The man put his hands on his knees to get up, and I put my hand on his. “Can I ask just one more question, and then I will let you get back to work?”


“You keep calling the valley ‘Emunah.’”

“I do.”

“What does that mean?”
“That word is a treasured word,” the man said with a large smile that stretched from ear to ear. He got up and went over to his garden tool. He yanked it from the ground and gripped it with both hands. “’Emunah’ is a word from the First Ones that means ‘faithfulness or more simply put, trust.’ It means to choose faith ourselves rather than just having it handed to us. It means it is my own conviction, it has been tested, and I chose to trust. It means to have faith ‘in’ rather than just faith ‘that.’”

Then quickly, gathering his thoughts the man went on, “I think of Emunah in gardening terms. It is like a seed that naturally has what it takes to root down to form a tree. Still, the seed must be in the earth and more importantly have continual light and water and then of course growth will come. In the same way, when we place our belief in the land of Hashem. The Ancient of Days provides of himself in the living water, and we grow from the inside out.”

With that, the man went back to tending his garden, and I wandered back to the central part of the village.

I sat there for a little while trying to understand the difference between having faith ‘in’ and having faith ‘that.’ It hit me as I was getting up to leave the hard-working gardener. True faith in the Ancient of Days must move past just that He is, but rather a belief in His ways and in His faithfulness and in Him as a Person who loves me. I moved from just faith ‘that He is’ to faith ‘in’ Him the moment I left the Encampment because I believed in His path. I nodded to myself in understanding as I walked back to the village.

I got back to the village just as the Pruning Festival was beginning. Villagers were in pairs or threes all over the village. Some were sitting on small stools. Some were standing. All of them had small cutters in their hands and were looking to the four Seniors of the Peoples of Gentleness and Patience who were on a raised platform in the middle of them all.

Lito spoke first.
“It was said of our people long ago, ‘Follow the mist in the wind till you reach the Banks of Solitude. There you will find the Gentle Ones wearing colorful leaf crowns. They live among the scent that brings rest to the soul.’”

Longan spoke next.
“We live in harmony here with the mist. We abide patiently and gently in it. Thus, our vines and flowers grow much and we must trim them often. We do that this day!”

All the people cheered.
They began to trim the laurels on their heads and the vests and sashes around them. As they did so, a sweet fragrance filled the air. Every time one of them snipped or clipped a flower or vine, the scent filled the air. They loved to help one another and keep their garments lively and growing. The people began to sing songs to the Ancient of Days.

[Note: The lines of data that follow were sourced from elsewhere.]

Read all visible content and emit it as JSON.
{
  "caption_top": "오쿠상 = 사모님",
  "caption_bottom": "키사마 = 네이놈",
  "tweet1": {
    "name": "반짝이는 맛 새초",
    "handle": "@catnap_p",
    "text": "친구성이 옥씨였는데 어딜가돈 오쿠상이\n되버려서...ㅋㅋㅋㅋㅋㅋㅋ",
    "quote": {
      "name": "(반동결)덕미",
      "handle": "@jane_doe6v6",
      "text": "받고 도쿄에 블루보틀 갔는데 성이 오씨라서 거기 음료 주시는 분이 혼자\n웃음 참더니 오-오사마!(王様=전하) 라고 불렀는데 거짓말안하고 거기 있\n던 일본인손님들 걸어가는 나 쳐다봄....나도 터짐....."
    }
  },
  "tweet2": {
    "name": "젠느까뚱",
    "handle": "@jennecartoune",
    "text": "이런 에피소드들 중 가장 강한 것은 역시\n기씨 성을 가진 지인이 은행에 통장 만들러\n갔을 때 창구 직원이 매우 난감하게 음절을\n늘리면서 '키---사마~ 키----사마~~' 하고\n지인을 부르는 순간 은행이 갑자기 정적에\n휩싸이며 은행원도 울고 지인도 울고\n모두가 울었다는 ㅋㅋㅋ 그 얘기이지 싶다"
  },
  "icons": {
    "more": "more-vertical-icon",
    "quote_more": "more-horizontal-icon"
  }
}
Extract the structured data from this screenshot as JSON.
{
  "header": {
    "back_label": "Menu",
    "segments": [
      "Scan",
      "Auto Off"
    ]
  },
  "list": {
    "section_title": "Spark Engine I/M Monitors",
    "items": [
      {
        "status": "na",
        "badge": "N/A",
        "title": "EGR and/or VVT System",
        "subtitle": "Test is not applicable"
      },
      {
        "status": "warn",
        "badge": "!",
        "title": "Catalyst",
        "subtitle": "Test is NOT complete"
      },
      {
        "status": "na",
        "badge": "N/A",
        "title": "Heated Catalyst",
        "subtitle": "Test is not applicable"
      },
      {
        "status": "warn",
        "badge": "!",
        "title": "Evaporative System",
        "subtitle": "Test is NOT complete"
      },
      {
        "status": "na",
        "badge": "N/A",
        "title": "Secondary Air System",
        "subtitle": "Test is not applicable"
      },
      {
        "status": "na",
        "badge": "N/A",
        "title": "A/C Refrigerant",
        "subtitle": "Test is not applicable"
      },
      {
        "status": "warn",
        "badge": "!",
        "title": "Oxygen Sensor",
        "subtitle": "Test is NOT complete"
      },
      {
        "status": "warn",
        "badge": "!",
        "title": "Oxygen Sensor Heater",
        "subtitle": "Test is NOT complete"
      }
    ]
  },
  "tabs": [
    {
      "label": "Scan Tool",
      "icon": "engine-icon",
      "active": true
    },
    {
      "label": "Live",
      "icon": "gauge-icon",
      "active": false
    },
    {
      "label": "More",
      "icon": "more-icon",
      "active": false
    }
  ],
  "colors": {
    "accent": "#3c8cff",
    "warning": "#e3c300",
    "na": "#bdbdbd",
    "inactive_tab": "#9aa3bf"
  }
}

Just then, Ducit came up behind me and patted me on the shoulder.
“Well, I left you for a while… are you ready to head out to another village?”

“I am.”

We walked for a while as I talked all about the people I had met and my time in the river. Ducit just listened and asked questions. He was supportive and helped me think through my conversation with the man with the garden whose goal was the Emunah Valley.

After a little while, my new friend, my genuine new friend, pointed out some landmarks along our way so I would know where I was and where we were going. He said that I might want to come this way again and I should know my way around. It was his focus and his goal to lead me around Hashem, and he was doing an excellent job.